Interesting read in The Times today, showing how the financial fair play rules are starting to take effect
For two weeks, even football seemed to stop to watch the Olympics. The millionaire players, the demanding managers, the extravagant owners and the wily agents who make up the cast of the game’s summer soap opera seemed to disappear from view.
Even without the distraction of London 2012, though, this summer seems quieter. With two weeks of the transfer window left, Barclays Premier League clubs have spent only £240 million on new players. Not bad for a nation in recession, but a considerable decrease on last summer’s £485 million outlay. The question is, why?
Is everyone waiting to sell before they buy?
According to a number of agents consulted by The Times, this is the message emanating from many of the Premier League clubs. Teams are determined not to add to bloated squads and will splash out on players only once space has been created on their wage bills. Roberto Mancini, the Manchester City manager, has already bemoaned the champions’ desire not to overload their squad, while Liverpool and Tottenham Hotspur are essentially reliant on the sales of Daniel Agger and Luka Modric, respectively, to balance the books.
Have Uefa’s looming Financial Fair Play rules had an effect?
Without question, according to Dan Jones, lead partner of Deloitte’s sports business group and one of the foremost analysts of football’s finances. “Even with an improved television deal looming, we’re seeing a more sustainable model, and that’s in part because we are already in the period that will be taken into account,” he said. “What clubs do now could impact their figures when the legislation kicks in next year. That was the aim and that’s very encouraging.”
Is Moneyball a factor?
More and more clubs across Europe are professing themselves devotees of the Moneyball philosophy espoused in the book of the same name. Even Adriano Galliani, vice-president of AC Milan, is referring to himself as being “just like Billy Beane”, the general manager of the Oakland A’s baseball team who defied financial weakness to compete. It is too easy to suggest that a book and a film have changed decades of thinking across football, but there can be no doubt that the principles are now common to most clubs: a desire to find young players, often in undervalued markets, and pay them a relatively low wage while building up their value. “There is more strategic thinking going into recruitment,” Jones said.

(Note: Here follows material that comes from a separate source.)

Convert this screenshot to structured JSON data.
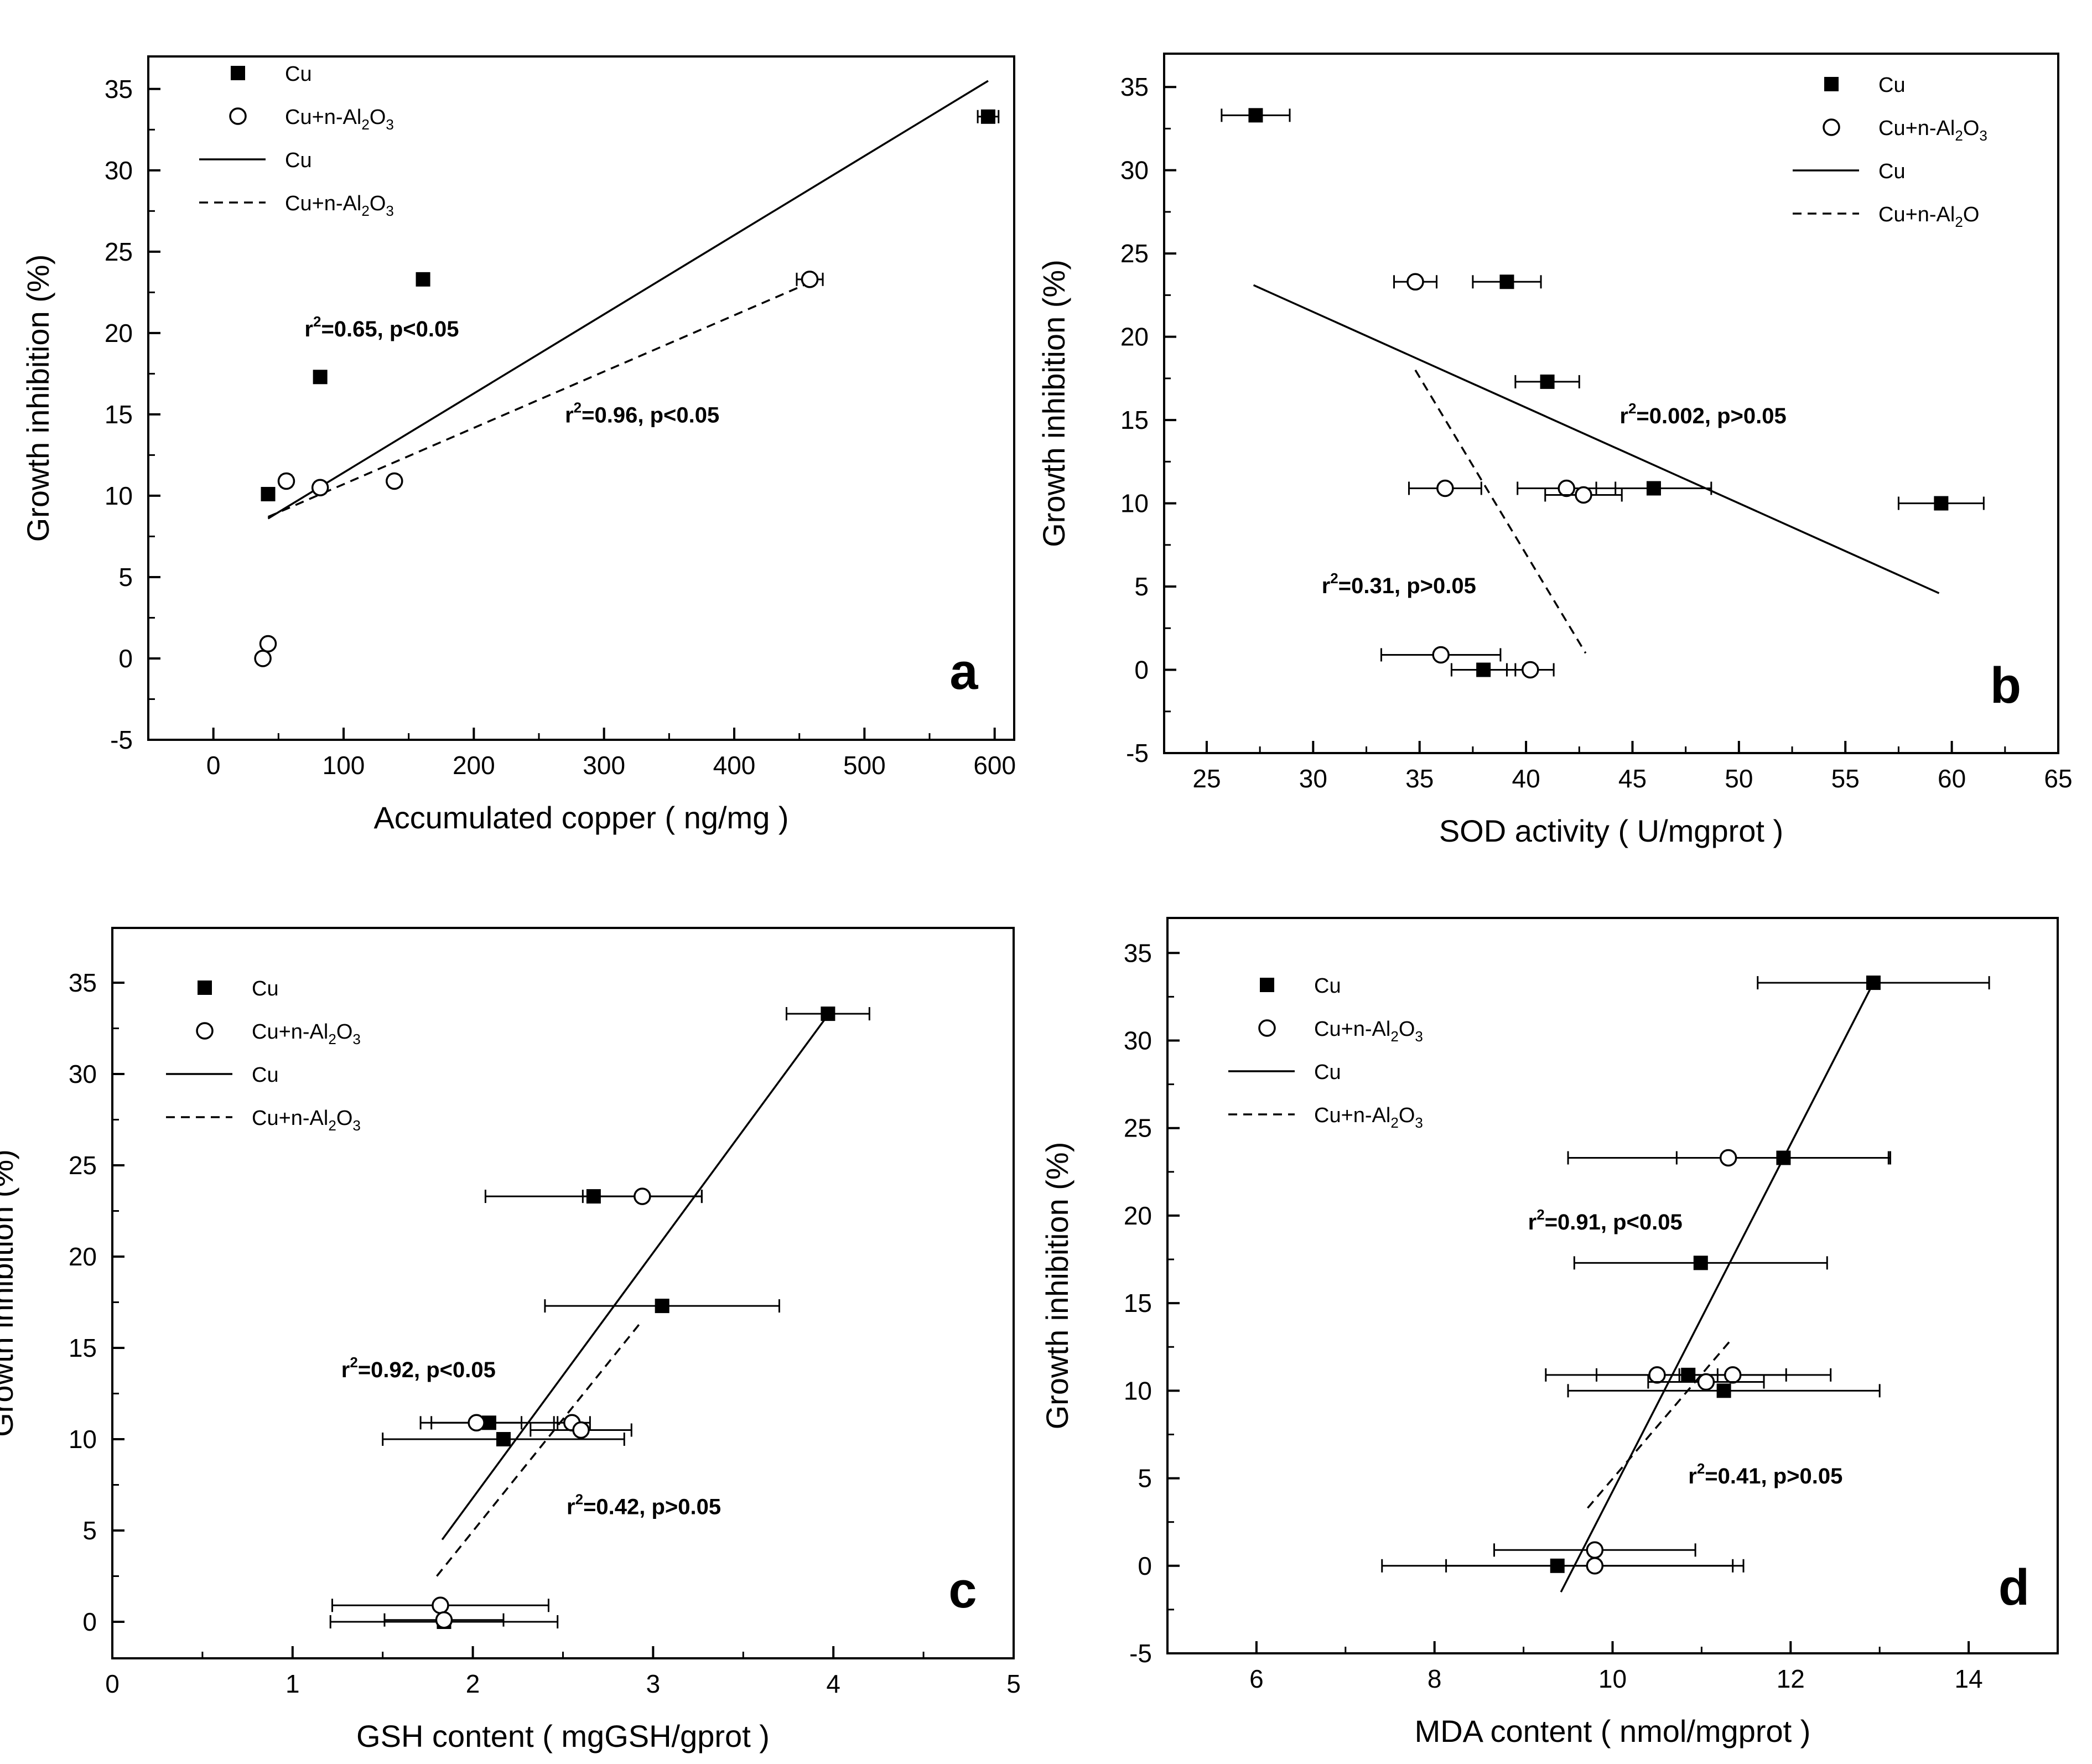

Have the examples of Rangers and Portsmouth stopped teams chasing the dream?
“It’s not a case of ‘there but for the grace of God,’ ” Jones says, “but what happened at Portsmouth certainly strengthened the Premier League’s resolve not to allow anyone else to follow that path. What’s happened at Rangers has proved that even big clubs can fail.” There are teams prepared to push the boat out — Paris Saint-Germain have spent more than £100 million building their side — but with spending down, they are all but unique in Europe.
Is this how it will be from now on?
In the short term, probably not. It is hard to think August will end with Robin van Persie still at Arsenal and Modric at Spurs. In 2011, Premier League clubs spent £100 million on deadline day alone. Beyond this year, though, there does seem to have been a change. FFP and the desire for youth have had their effect. “There will still be teams that go for it,” Jones said. “But hopefully the moderation we’ve seen is here to stay.”